Le cinquantenaire ne réagit pas, trop amorphe. Encore un repas à prendre. Encore une journée de passée. Encore une. Quand tout cela allait-il se terminer ?

- Comment vous sentez vous ce soir ?

- Mhrpf, fut tout ce qu’il répondit alors que l’infirmière plaçait le plateau de nourriture devant lui avant d’injecter le calmant dans la perfusion.

- Bien, je repasse vous voir dans une heure, bon appétit, dit-elle en allumant le téléviseur avant de sortir.

Le regard de Sam passa de son plateau à la télé, puis de la télé à son plateau repas.

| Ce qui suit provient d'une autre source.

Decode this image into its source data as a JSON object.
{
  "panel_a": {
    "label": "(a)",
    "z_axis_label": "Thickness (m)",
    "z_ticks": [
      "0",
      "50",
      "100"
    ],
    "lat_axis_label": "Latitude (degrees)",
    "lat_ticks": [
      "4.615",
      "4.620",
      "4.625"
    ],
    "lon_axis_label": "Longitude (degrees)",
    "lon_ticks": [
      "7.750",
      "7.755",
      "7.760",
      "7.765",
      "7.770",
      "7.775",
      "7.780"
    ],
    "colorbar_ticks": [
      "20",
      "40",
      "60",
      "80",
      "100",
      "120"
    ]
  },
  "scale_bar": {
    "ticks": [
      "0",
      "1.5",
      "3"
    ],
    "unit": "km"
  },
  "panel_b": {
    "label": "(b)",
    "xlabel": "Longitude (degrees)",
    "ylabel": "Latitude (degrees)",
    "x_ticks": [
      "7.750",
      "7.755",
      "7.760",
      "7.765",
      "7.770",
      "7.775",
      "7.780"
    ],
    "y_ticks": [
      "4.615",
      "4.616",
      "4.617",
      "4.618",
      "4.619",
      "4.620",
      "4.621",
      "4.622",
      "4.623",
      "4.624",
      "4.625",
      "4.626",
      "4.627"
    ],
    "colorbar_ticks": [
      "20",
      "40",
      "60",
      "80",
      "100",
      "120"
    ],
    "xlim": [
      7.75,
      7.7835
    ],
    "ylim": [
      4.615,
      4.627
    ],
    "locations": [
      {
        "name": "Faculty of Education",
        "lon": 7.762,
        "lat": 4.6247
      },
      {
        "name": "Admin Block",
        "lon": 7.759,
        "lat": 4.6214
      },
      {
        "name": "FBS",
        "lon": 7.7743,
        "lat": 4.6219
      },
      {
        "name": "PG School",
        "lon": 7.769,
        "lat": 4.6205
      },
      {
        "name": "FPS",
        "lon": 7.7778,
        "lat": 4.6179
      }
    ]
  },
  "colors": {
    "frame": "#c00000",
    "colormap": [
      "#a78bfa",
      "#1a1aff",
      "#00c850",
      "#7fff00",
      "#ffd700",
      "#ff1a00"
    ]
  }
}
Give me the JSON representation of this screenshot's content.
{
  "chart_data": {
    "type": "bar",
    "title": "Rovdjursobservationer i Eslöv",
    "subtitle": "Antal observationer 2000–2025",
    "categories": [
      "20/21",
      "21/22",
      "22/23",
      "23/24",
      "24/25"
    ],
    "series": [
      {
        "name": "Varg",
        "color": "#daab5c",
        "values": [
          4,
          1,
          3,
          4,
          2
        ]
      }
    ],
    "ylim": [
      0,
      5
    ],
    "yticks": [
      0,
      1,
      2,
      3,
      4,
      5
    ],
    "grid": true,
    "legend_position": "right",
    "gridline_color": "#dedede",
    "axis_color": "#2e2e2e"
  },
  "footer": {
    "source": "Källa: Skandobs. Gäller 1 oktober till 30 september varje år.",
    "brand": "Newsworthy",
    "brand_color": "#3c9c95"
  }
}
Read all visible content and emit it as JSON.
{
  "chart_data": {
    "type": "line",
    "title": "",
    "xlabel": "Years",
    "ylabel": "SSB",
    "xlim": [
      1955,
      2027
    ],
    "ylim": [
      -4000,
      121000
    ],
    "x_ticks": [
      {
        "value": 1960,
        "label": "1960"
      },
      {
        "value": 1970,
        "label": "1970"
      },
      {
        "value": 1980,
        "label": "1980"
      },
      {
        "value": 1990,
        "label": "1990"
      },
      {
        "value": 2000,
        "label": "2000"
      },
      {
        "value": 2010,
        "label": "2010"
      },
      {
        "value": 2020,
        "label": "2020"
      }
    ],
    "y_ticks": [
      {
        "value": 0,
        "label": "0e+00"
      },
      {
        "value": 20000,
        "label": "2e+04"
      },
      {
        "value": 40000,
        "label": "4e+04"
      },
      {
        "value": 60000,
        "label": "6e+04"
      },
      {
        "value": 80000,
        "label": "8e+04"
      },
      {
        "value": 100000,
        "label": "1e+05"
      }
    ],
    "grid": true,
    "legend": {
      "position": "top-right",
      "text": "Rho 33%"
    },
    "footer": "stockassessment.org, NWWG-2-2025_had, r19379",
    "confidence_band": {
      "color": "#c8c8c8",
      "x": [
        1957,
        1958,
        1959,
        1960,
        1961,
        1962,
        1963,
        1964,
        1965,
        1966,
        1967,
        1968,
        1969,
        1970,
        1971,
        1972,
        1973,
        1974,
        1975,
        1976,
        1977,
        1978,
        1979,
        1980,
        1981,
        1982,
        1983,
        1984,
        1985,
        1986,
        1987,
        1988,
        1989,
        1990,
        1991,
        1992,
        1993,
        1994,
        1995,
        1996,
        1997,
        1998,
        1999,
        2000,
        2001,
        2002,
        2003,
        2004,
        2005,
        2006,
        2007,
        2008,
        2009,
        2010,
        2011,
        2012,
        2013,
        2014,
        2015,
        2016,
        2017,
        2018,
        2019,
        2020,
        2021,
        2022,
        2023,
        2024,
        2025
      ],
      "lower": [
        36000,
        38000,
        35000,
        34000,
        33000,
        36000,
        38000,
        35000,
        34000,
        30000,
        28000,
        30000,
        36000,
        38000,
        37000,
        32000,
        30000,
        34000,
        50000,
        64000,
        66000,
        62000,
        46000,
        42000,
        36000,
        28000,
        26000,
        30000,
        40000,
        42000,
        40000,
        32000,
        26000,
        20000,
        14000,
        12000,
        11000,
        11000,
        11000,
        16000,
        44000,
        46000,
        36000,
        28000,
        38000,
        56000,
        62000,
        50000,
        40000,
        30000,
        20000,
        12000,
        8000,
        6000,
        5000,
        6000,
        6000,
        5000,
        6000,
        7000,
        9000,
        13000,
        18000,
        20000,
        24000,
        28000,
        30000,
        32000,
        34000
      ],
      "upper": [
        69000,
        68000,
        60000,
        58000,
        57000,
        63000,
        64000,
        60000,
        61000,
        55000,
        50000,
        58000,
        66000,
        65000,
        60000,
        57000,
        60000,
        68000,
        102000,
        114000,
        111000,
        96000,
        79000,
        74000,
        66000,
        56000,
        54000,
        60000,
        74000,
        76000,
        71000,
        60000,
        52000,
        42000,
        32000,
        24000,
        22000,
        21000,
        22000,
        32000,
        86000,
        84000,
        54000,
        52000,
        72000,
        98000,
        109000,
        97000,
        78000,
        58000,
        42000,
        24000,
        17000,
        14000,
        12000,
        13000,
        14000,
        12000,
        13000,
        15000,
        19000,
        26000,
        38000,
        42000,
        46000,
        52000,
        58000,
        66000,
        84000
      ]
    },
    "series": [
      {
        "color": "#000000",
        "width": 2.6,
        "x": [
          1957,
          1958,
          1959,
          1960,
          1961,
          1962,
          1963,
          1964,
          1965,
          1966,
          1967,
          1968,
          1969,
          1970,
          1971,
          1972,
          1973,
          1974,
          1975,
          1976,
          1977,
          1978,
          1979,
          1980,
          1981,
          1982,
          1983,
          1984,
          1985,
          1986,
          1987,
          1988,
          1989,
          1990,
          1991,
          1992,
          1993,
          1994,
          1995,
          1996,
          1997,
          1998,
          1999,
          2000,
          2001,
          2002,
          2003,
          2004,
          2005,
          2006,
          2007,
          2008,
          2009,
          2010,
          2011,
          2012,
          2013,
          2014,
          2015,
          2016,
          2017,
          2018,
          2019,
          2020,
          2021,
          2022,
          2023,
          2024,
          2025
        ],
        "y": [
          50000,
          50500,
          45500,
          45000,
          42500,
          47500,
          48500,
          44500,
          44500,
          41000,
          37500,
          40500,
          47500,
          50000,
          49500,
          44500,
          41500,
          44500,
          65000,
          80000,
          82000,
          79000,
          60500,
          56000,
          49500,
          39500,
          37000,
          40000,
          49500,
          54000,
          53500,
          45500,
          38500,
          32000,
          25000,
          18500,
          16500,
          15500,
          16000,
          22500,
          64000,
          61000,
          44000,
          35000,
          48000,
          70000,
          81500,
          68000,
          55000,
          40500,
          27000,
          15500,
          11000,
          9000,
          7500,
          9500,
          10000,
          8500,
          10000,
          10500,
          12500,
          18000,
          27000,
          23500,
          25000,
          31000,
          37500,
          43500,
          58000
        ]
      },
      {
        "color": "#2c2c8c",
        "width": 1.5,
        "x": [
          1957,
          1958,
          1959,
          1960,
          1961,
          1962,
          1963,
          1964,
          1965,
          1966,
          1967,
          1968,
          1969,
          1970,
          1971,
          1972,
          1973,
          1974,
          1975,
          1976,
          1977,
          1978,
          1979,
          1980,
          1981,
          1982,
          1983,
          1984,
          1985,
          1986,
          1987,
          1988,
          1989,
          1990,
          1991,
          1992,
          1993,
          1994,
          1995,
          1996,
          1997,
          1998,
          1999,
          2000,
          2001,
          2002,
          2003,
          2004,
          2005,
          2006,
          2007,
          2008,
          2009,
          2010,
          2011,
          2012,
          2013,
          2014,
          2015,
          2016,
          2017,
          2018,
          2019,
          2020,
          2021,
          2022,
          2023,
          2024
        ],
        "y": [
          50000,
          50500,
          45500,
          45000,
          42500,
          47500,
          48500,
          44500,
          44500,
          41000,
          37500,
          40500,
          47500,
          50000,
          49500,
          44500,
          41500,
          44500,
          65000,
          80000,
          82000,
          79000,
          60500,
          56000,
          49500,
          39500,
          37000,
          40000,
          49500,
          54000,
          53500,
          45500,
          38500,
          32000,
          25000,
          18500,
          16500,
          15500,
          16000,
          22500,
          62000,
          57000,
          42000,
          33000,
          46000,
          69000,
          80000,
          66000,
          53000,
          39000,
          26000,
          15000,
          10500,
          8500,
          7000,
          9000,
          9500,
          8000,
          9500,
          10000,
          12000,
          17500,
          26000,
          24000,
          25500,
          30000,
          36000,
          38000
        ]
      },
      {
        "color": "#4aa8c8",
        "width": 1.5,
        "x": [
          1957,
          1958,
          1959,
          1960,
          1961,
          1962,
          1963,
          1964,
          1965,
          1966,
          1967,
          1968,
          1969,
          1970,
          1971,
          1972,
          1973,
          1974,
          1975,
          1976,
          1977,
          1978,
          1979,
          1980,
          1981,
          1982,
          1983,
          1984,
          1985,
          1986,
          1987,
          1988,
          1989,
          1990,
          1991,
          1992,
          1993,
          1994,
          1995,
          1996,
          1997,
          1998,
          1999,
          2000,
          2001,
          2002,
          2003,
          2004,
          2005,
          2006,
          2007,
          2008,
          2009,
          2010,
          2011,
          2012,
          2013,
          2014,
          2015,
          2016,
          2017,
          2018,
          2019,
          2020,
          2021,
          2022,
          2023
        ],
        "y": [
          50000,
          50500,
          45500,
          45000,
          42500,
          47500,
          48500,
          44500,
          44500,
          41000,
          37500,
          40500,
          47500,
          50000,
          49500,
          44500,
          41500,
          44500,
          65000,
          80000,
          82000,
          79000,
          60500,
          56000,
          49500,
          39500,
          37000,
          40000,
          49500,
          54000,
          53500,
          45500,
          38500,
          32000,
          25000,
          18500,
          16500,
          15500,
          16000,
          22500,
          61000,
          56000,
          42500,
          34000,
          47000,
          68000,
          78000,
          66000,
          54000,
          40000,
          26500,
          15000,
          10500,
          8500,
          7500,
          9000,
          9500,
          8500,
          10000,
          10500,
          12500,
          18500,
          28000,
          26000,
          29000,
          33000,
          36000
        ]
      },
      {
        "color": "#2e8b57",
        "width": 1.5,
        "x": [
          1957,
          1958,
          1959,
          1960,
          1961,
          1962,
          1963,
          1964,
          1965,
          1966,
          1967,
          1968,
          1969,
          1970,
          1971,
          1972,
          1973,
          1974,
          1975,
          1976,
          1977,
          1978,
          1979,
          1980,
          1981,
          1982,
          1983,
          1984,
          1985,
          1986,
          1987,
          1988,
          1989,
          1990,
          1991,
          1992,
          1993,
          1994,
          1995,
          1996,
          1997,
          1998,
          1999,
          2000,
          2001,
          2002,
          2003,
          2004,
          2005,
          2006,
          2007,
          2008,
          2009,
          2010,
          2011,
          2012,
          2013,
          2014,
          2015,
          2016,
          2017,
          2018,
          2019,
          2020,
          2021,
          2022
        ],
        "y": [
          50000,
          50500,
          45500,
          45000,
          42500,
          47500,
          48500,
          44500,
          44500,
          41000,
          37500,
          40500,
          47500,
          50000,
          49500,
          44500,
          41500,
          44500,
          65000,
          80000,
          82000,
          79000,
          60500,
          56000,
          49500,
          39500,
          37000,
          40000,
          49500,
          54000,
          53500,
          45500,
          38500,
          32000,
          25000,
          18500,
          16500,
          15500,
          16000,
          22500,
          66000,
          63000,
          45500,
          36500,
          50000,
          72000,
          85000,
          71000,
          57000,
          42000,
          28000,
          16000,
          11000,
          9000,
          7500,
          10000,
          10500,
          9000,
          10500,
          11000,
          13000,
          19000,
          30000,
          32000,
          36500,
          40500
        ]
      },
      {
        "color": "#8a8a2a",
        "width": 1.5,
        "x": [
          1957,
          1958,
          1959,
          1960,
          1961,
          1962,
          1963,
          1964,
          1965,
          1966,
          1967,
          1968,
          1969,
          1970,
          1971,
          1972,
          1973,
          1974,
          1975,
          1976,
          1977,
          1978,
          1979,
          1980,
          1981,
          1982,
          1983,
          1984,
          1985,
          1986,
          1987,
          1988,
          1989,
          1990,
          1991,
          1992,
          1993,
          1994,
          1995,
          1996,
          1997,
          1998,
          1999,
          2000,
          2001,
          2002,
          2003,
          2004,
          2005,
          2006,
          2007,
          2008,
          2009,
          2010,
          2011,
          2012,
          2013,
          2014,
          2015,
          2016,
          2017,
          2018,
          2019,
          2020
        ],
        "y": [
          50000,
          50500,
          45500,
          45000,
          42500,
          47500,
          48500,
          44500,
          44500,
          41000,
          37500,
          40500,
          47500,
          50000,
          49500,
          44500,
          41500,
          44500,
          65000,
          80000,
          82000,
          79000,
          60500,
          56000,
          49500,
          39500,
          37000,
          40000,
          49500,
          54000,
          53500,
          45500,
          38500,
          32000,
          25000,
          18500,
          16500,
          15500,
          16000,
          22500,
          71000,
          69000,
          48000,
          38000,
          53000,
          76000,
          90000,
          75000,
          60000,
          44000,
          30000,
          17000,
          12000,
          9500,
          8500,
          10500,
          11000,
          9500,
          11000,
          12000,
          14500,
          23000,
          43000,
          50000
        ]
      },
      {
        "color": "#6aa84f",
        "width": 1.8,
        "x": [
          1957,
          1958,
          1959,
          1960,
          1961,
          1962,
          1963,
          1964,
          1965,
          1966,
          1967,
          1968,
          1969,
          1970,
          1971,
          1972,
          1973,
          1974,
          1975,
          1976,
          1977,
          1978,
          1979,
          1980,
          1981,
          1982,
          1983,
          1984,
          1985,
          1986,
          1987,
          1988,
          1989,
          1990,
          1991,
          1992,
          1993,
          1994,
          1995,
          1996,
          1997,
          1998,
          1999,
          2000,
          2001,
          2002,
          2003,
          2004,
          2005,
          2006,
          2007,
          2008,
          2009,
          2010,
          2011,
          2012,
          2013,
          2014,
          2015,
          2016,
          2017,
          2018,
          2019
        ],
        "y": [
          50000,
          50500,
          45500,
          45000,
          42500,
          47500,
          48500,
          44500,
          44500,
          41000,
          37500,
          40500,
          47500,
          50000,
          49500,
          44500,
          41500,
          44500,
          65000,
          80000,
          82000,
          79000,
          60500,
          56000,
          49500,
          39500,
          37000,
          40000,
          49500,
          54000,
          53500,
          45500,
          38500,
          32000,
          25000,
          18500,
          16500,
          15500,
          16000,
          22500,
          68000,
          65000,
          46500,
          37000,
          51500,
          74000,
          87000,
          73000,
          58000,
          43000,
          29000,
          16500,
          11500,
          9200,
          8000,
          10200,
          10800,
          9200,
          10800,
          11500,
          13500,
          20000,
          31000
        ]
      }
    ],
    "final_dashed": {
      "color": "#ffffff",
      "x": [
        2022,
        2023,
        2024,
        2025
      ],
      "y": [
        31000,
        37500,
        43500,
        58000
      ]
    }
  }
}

Insipide, cela ne lui disait rien. Comme les petits plats de sa nièce lui manquait et ceux de son épouse encore plus ! Où était Talia ? Etait-elle en sécurité ? Il ne savait plus pourquoi il était là et plus le temps passait, moins il ne se sentait de force à lutter contre ses idées noires. Il se souvenait avoir vue sa petite Talia quelques jours plutôt mais… Est-ce réel ou non ? Il ne savait plus, ne savait plus quand il rêvait et quand il était éveillé. C’était épuisant, ne pouvait-il pas s’endormir pour toujours ? Il attrapa ses couverts, regardant d’un œil morne le couteau. Il semblait coupant, suffisamment peut-être ? Il joua de la pointe, de la lame, sur son poignet. Il avait l’impression d’être à l’extérieur de son corps, de voir quelqu’un le posséder, de l’inciter à faire l’impensable comme ce soir-là dans sa chambre. Il se sentait tellement faible ! Dans le temps cela ne serait jamais arrivé ! Et puis, il se vit enfoncer le couteau sous sa peau avec une force qui n’était pas la sienne, il sentit la douleur et ce fut comme un électrochoc, il réussit à reprendre le contrôle de lui-même, ayant seulement assez de volonté pour presser le bouton d’appel. La dernière chose dont il se souvient avant de perdre à nouveau le contrôle, c’est de se battre avec la force d’un beau diable contre les infirmiers. Et puis la douleur, si forte, vive, qu’il perdit connaissance.

Les infirmiers le transportèrent en salle de soin intensif, totalement perdus. Comment un homme de son âge, de sa corpulence et dans son état pouvait avoir autant de force ? Comment avait-il pu réussir à se couper avec un couteau de cantine, à s’ouvrir la tête avec le lit ? Ils ne cherchèrent pas à comprendre plus que nécessaire, trop occupé à essayer de stabiliser l’état de Sam et à essayer de le sauver.